Auch bei „The Land“ gab es kaum mehr als 40 Seiten Skript und viel Raum für Improvisation. Zwei alte Freunde, Jeremy und Simon, treffen sich nach Jahren wieder, fahren für ein paar Tagen in die Abgeschiedenheit des Outbacks und werden beim Holzhacken und Biertrinken von der Vergangenheit eingeholt. Bald wird klar, dass die beiden ein dunkles Geheimnis haben und gerade noch liebevolle Familienväter nicht nur in den Weiten der australischen Hinterlands die Kontrolle über ihr Triebleben verlieren. „The Land“ hat emotionale Kraft und ist trotzdem eine perfekte Entschleunigungs-Kur für die Augen, ohne schnelle Schnitte und hektisch wechselnde Kameraeinstellungen. Man folgt Jeremy und Simon mit stiller Faszination auf ihrer Reise in die Einöde und in die Vergangenheit. Am Ende dieser Tour kommt niemand zurück, wie er vorher war. (Ingvar Kenne präsentiert „The Land“ noch am 5. Februar, 15 Uhr, im Sabu/Lichtburg).
„Acht Geschwister“ stehen am Abend gemeinsam auf der Bühne des Astra-Kinos
Gar nicht still und einsam wird es am Donnerstag, 2. Februar, 20 Uhr, auf der Bühne des Astra-Kinos.
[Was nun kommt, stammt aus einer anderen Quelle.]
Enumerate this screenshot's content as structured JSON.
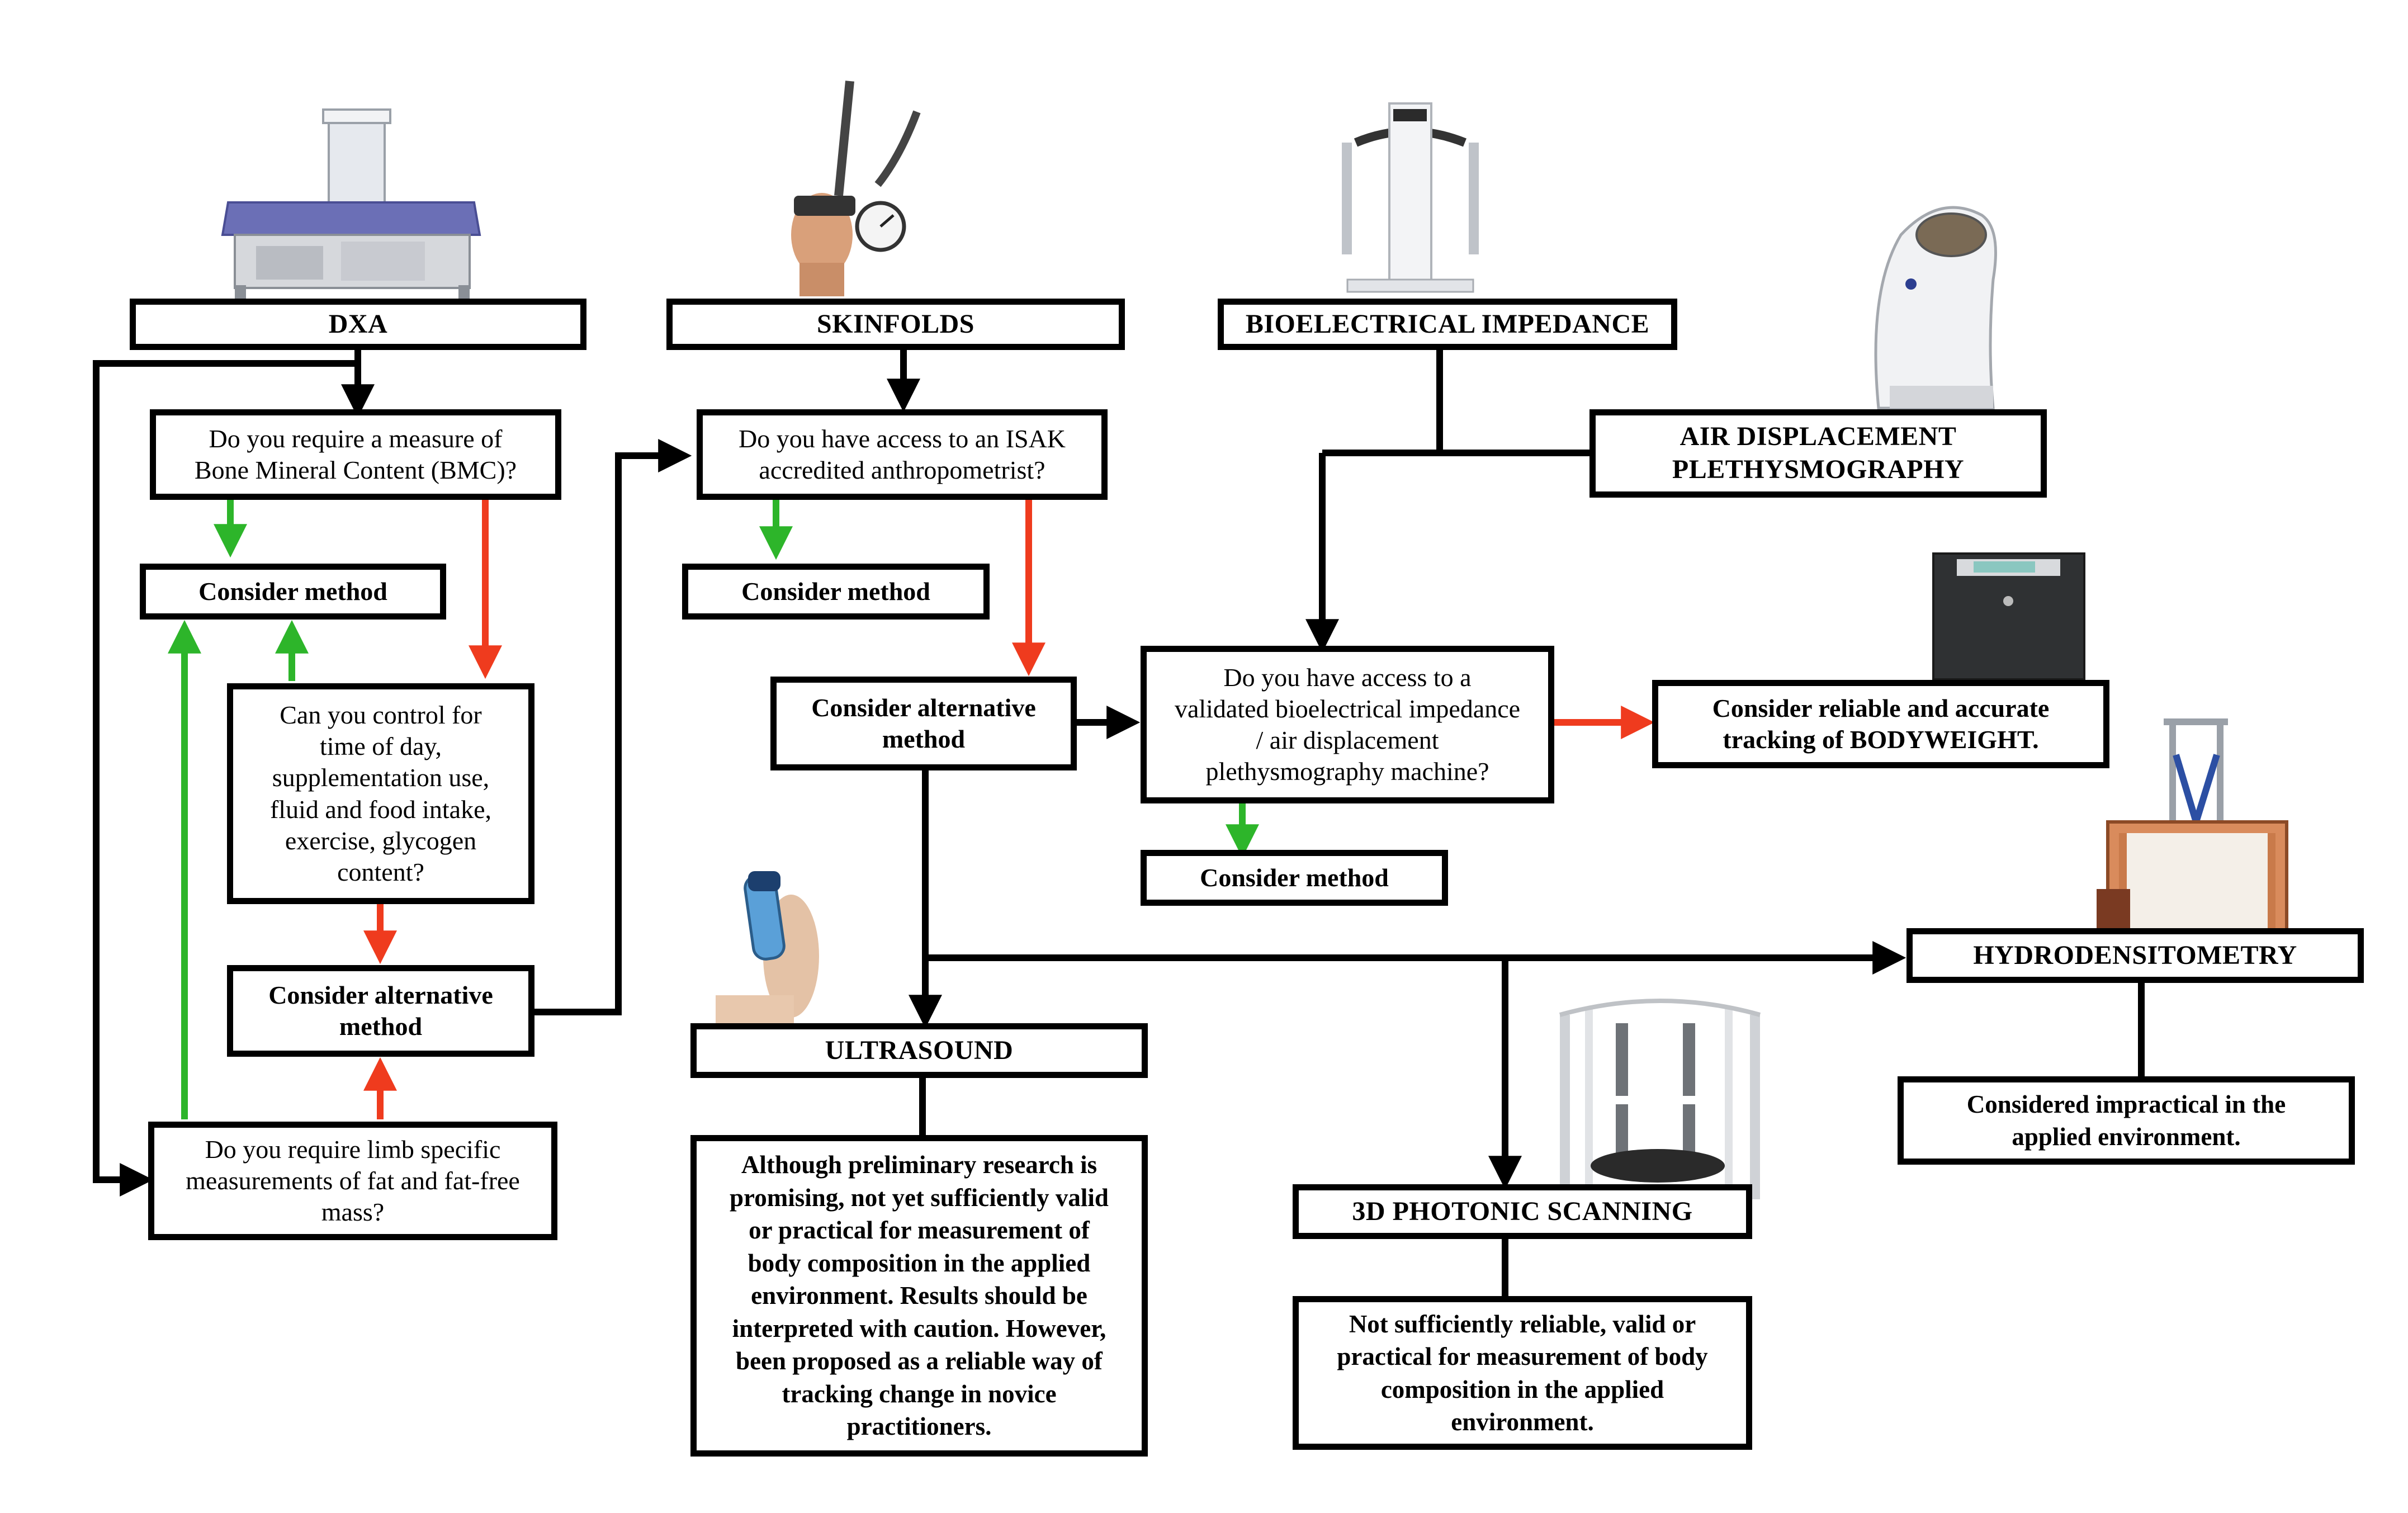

Denn dann stehen sage und schreibe 666 Lebensjahre gemeinsam auf der Bühne: Arno, Ewald, Johannes, Anita, Heinz, Waldemar, Edith und Werner, das sind die „Acht Geschwister“, die Regisseur Christoph Weinert in seiner Kinodokumentation von der Kindheit in Pommern, Flucht und Getrenntsein während des Kalten Krieges erzählen lässt. Gemeinsam sind sie irgendwann nicht nur zurück in das Dorf ihrer Jugend im heutigen Polen gefahren. In den kommenden Wochen gehen die Geschwister auch auf große Kinotour. Zum Start beim Snowdance Independent Film Festival gibt es gleich noch einen Grund zum Feiern: Den 90. Geburtstag eines Bruders. (Weitere Vorstellung: 4. Februar, Sabu/Lichtburg).